Final answer:
We can use mathematical induction to prove the given statement: 1/2 +...+ 1/2ⁿ = 2ⁿ-1/2ⁿ.
Step-by-step explanation:
We can use mathematical induction to prove the given statement:
Step 1: Base case - Let's check if the statement is true for n = 1.
Substituting n = 1 into the given expression, we get:
1/2 = 2^1-1/2^1 = 1/2
So, the base case holds.
Step 2: Inductive step - Assume that the statement is true for some positive integer k, i.e.,
1/2 + ... + 1/2^k = 2^k-1/2^k
Now, we need to prove that the statement is true for k+1:
1/2 + ... + 1/2^k + 1/2^(k+1) = 2^(k+1)-1/2^(k+1)

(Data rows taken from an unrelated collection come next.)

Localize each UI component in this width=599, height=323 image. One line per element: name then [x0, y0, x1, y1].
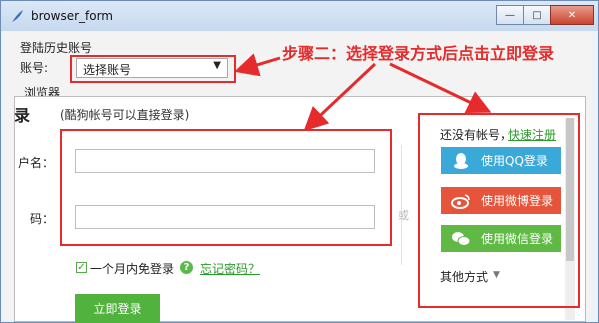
annotation-arrows [234, 53, 492, 132]
arrow-to-select [234, 53, 281, 77]
arrow-to-social [389, 62, 492, 114]
arrow-to-credentials [303, 62, 377, 132]
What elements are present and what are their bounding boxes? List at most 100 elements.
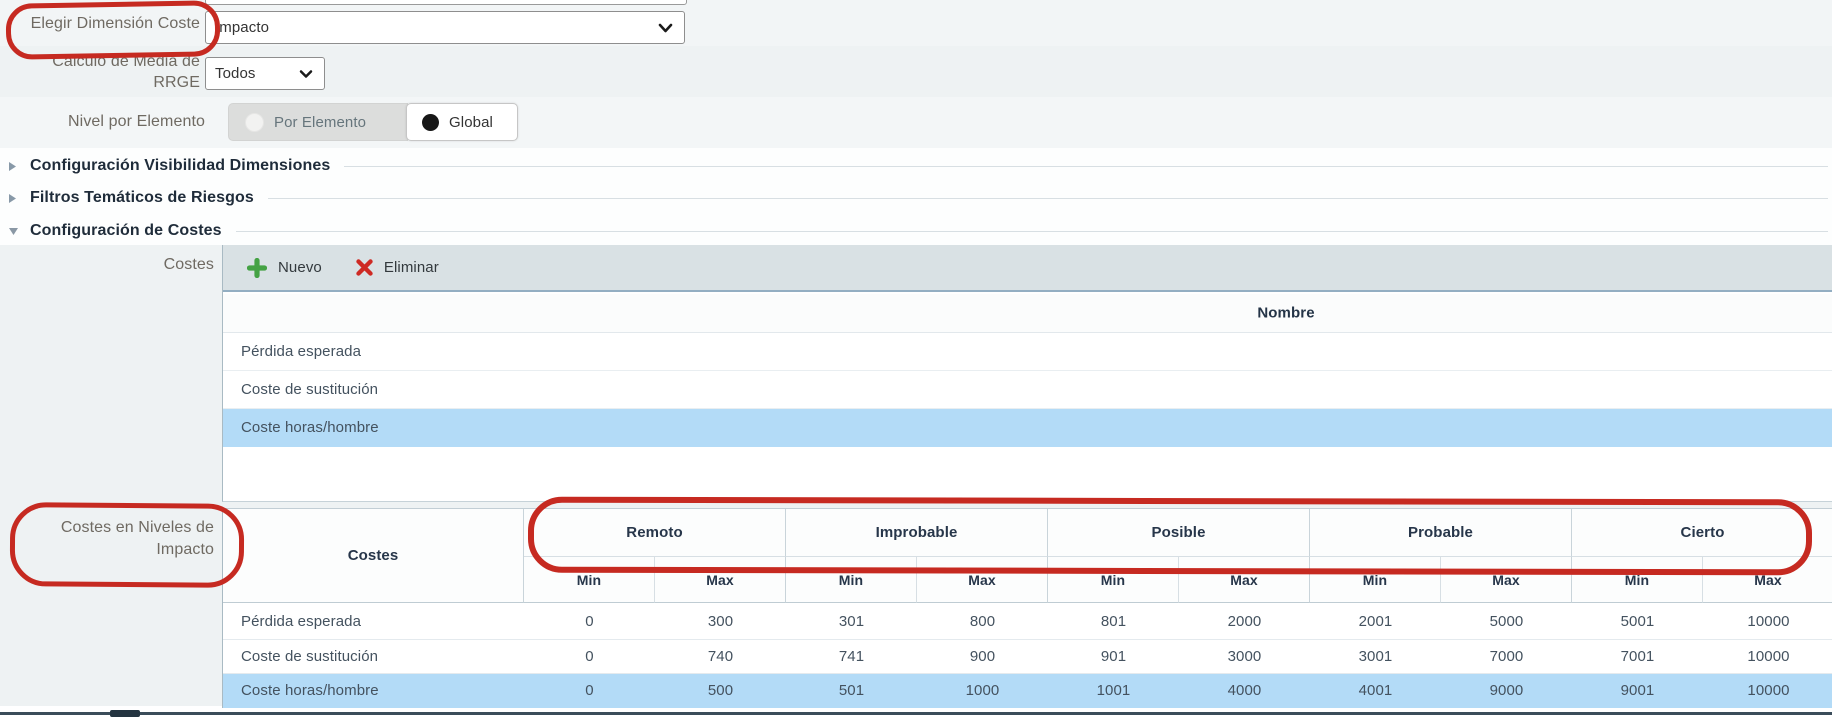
- accordion-visibilidad-dimensiones[interactable]: Configuración Visibilidad Dimensiones: [0, 150, 1832, 182]
- toggle-option-global[interactable]: Global: [406, 103, 518, 141]
- cost-list-header-nombre: Nombre: [1257, 305, 1314, 322]
- impact-value-cell[interactable]: 5000: [1441, 603, 1572, 640]
- impact-costs-label-line1: Costes en Niveles de: [61, 519, 214, 536]
- new-button-label: Nuevo: [278, 259, 322, 276]
- impact-level-header: Probable: [1310, 509, 1572, 557]
- dimension-label: Elegir Dimensión Coste: [0, 15, 200, 33]
- delete-button-label: Eliminar: [384, 259, 439, 276]
- cutoff-control-remnant[interactable]: [205, 0, 687, 5]
- impact-value-cell[interactable]: 5001: [1572, 603, 1703, 640]
- impact-value-cell[interactable]: 4001: [1310, 674, 1441, 708]
- impact-value-cell[interactable]: 1001: [1048, 674, 1179, 708]
- impact-value-cell[interactable]: 2000: [1179, 603, 1310, 640]
- new-button[interactable]: Nuevo: [247, 258, 322, 278]
- nivel-label: Nivel por Elemento: [0, 113, 205, 131]
- accordion-configuracion-costes[interactable]: Configuración de Costes: [0, 215, 1832, 247]
- impact-table-costes-header: Costes: [223, 509, 524, 603]
- dimension-select[interactable]: Impacto: [205, 11, 685, 44]
- minmax-header: Max: [1441, 557, 1572, 603]
- chevron-down-icon: [658, 23, 673, 33]
- media-rrge-label-line1: Cálculo de Media de: [52, 53, 200, 70]
- cost-list: Pérdida esperada Coste de sustitución Cost…: [223, 333, 1832, 447]
- impact-value-cell[interactable]: 2001: [1310, 603, 1441, 640]
- radio-selected-icon: [422, 114, 439, 131]
- impact-value-cell[interactable]: 0: [524, 640, 655, 674]
- impact-value-cell[interactable]: 3001: [1310, 640, 1441, 674]
- accordion-filtros-tematicos[interactable]: Filtros Temáticos de Riesgos: [0, 182, 1832, 214]
- impact-value-cell[interactable]: 9001: [1572, 674, 1703, 708]
- impact-costs-label-line2: Impacto: [156, 541, 214, 558]
- chevron-down-icon: [299, 69, 313, 78]
- delete-button[interactable]: Eliminar: [356, 259, 439, 276]
- accordion-rule: [268, 198, 1828, 199]
- impact-value-cell[interactable]: 1000: [917, 674, 1048, 708]
- accordion-title: Configuración de Costes: [30, 222, 222, 240]
- impact-value-cell[interactable]: 900: [917, 640, 1048, 674]
- cost-list-row-name: Pérdida esperada: [241, 343, 361, 360]
- impact-value-cell[interactable]: 800: [917, 603, 1048, 640]
- media-rrge-select[interactable]: Todos: [205, 57, 325, 90]
- minmax-header: Max: [917, 557, 1048, 603]
- impact-level-header: Cierto: [1572, 509, 1832, 557]
- impact-value-cell[interactable]: 901: [1048, 640, 1179, 674]
- impact-value-cell[interactable]: 801: [1048, 603, 1179, 640]
- cost-list-header: Nombre: [223, 294, 1832, 333]
- impact-row-name[interactable]: Coste horas/hombre: [223, 674, 524, 708]
- impact-value-cell[interactable]: 10000: [1703, 603, 1832, 640]
- costes-label: Costes: [0, 256, 214, 274]
- impact-row-name[interactable]: Coste de sustitución: [223, 640, 524, 674]
- impact-value-cell[interactable]: 300: [655, 603, 786, 640]
- scrollbar-thumb[interactable]: [110, 710, 140, 717]
- minmax-header: Min: [786, 557, 917, 603]
- media-rrge-label-line2: RRGE: [153, 74, 200, 91]
- cost-list-row-name: Coste horas/hombre: [241, 419, 379, 436]
- minmax-header: Min: [1048, 557, 1179, 603]
- impact-level-header: Improbable: [786, 509, 1048, 557]
- x-icon: [356, 259, 373, 276]
- left-gutter: [0, 245, 222, 706]
- impact-value-cell[interactable]: 741: [786, 640, 917, 674]
- triangle-right-icon: [0, 193, 30, 204]
- impact-value-cell[interactable]: 9000: [1441, 674, 1572, 708]
- toggle-option-global-label: Global: [449, 114, 493, 131]
- minmax-header: Min: [524, 557, 655, 603]
- impact-value-cell[interactable]: 4000: [1179, 674, 1310, 708]
- impact-value-cell[interactable]: 500: [655, 674, 786, 708]
- cost-list-row[interactable]: Coste de sustitución: [223, 371, 1832, 409]
- impact-value-cell[interactable]: 740: [655, 640, 786, 674]
- impact-value-cell[interactable]: 501: [786, 674, 917, 708]
- impact-level-header: Remoto: [524, 509, 786, 557]
- impact-row-name[interactable]: Pérdida esperada: [223, 603, 524, 640]
- impact-value-cell[interactable]: 7001: [1572, 640, 1703, 674]
- accordion-title: Configuración Visibilidad Dimensiones: [30, 157, 330, 175]
- accordion-rule: [344, 166, 1828, 167]
- cost-list-row-name: Coste de sustitución: [241, 381, 378, 398]
- impact-value-cell[interactable]: 0: [524, 674, 655, 708]
- dimension-select-value: Impacto: [215, 19, 269, 36]
- impact-value-cell[interactable]: 10000: [1703, 640, 1832, 674]
- impact-value-cell[interactable]: 7000: [1441, 640, 1572, 674]
- impact-level-header: Posible: [1048, 509, 1310, 557]
- radio-unselected-icon: [245, 113, 264, 132]
- impact-value-cell[interactable]: 3000: [1179, 640, 1310, 674]
- cost-list-row[interactable]: Coste horas/hombre: [223, 409, 1832, 447]
- impact-value-cell[interactable]: 301: [786, 603, 917, 640]
- impact-value-cell[interactable]: 10000: [1703, 674, 1832, 708]
- media-rrge-label: Cálculo de Media de RRGE: [0, 51, 200, 93]
- minmax-header: Max: [655, 557, 786, 603]
- triangle-right-icon: [0, 161, 30, 172]
- nivel-toggle: Por Elemento Global: [228, 103, 520, 141]
- costes-panel: Nuevo Eliminar Nombre Pérdida esperada Co…: [222, 245, 1832, 502]
- media-rrge-select-value: Todos: [215, 65, 256, 82]
- minmax-header: Max: [1179, 557, 1310, 603]
- toggle-option-por-elemento[interactable]: Por Elemento: [228, 103, 408, 141]
- accordion-area: Configuración Visibilidad Dimensiones Fi…: [0, 148, 1832, 245]
- window-bottom-border: [0, 712, 1832, 715]
- cost-list-row[interactable]: Pérdida esperada: [223, 333, 1832, 371]
- accordion-title: Filtros Temáticos de Riesgos: [30, 189, 254, 207]
- minmax-header: Max: [1703, 557, 1832, 603]
- cost-configuration-screen: Elegir Dimensión Coste Cálculo de Media …: [0, 0, 1832, 720]
- impact-value-cell[interactable]: 0: [524, 603, 655, 640]
- minmax-header: Min: [1572, 557, 1703, 603]
- impact-costs-table: CostesRemotoImprobablePosibleProbableCie…: [222, 508, 1832, 708]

To prove this, we can rewrite the expression on the left-hand side as:
2^k-1/2^k + 1/2^(k+1)
Combining the fractions, we get:
(2^k-1 * 2)/(2^k * 2)
Simplifying, we have:
(2^(k+1)-2)/(2^(k+1))
Which is equal to:
2^(k+1)-1/2^(k+1)
Thus, the statement holds for k+1 as well.
Therefore, by the principle of mathematical induction, the statement holds for all positive integers n.